I deeply resent having to live my life differently than men do.  I resent that that rape victim will be living her life differently for the rest of it.  I resent that the face she shows the rest of the world has been dramatically changed forever.

I read that France has a lower rate of violent crime than in USA.  The article went on to say that the test studies explained that this was due to French boys receiving more demonstrative cuddling than their American counterparts.

So this is another thing I propose to SCV women: cuddle those boys.  Smother them in warm kisses.  Hug them at bedtime.  And while you’re at it, do it to your spouse too.  And even better than that, do it in public.

And to the rest of us, prepare your little girls for the boys that weren’t raised in France.  Travel in packs like wolves do.  Don’t drink too much.  Don’t leave your drink unattended, take it with you into the ladies room if necessary, instead of returning to it unprotected and possibly laden with God knows what.

Take a self-defense class.  I took one in college and I still remember how to use my loud mouth, break out of a hold, kick them where it counts and take advantage of a lead.  Walk aggressively when alone.  Keep your keys laced between your fingers.  Walk with a classmate to your car at the COC parking lot or in the mall.  Carpool with your girlfriends instead of meeting them at a bar.

When I was in my twenties, coming home from either the gym or a nightclub (All I recall was that I was scantily dressed.) my car broke down.  It was after 10pm and the first thing AAA asked me was if I was alone.  Now this was back in the days before cellular technology so as I stood there at a call box, opposite LAX on the 405, I realized what trouble I might get into.  I sat stonily in my car, crouching my head below the back of the headrest, and impatiently waited the 15 minutes for the tow truck to arrive.  I carried sweats in the trunk of my car after that.

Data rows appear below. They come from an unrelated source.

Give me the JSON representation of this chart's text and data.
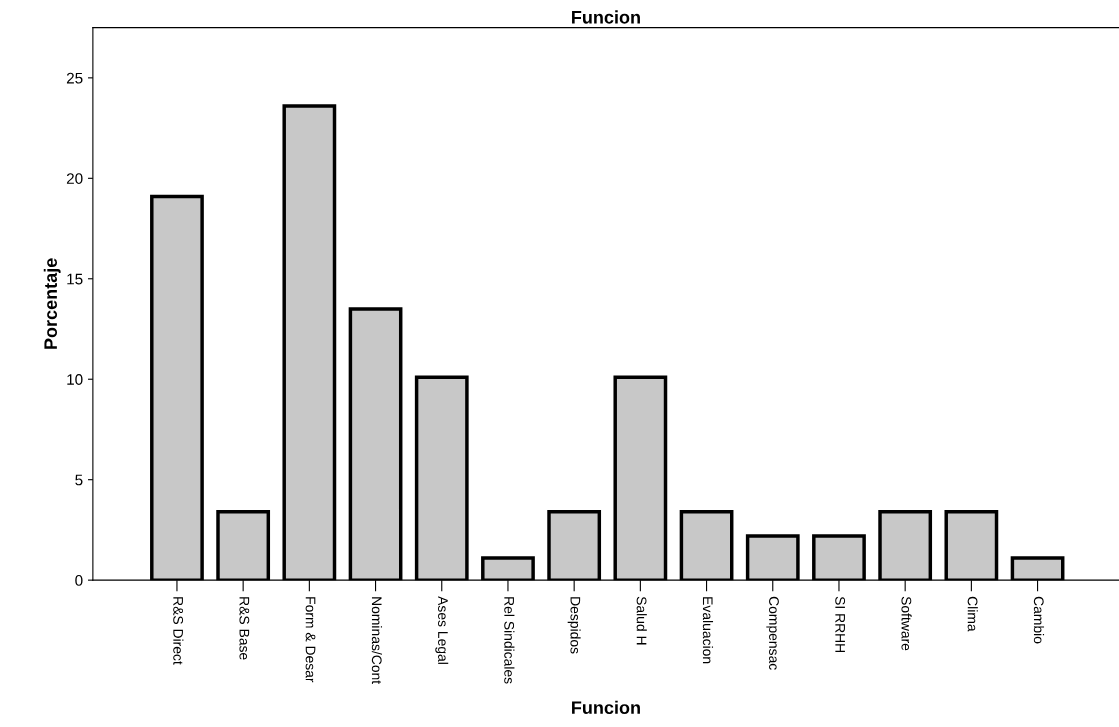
{
  "chart_data": {
    "type": "bar",
    "title": "Funcion",
    "xlabel": "Funcion",
    "ylabel": "Porcentaje",
    "categories": [
      "R&S Direct",
      "R&S Base",
      "Form & Desar",
      "Nominas/Cont",
      "Ases Legal",
      "Rel Sindicales",
      "Despidos",
      "Salud H",
      "Evaluacion",
      "Compensac",
      "SI RRHH",
      "Software",
      "Clima",
      "Cambio"
    ],
    "values": [
      19.1,
      3.4,
      23.6,
      13.5,
      10.1,
      1.1,
      3.4,
      10.1,
      3.4,
      2.2,
      2.2,
      3.4,
      3.4,
      1.1
    ],
    "color": "#c8c8c8",
    "ylim": [
      0,
      27.5
    ],
    "yticks": [
      0,
      5,
      10,
      15,
      20,
      25
    ],
    "grid": false
  }
}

Another time a girlfriend and I had car trouble coming home from a club in Malibu.  Again, car-phone-less, we walked brusquely down PCH in search of a phone booth.  We planned to hold hands if anyone slowed down.  As if being lesbians would be enough of a turnoff to a rapist.

Over twenty-one and naïve on both counts.   I thank God now for cellular phones.  And women being more educated about self-defense.  But somehow, I don’t think that’s enough.

It certainly wasn’t late Saturday night.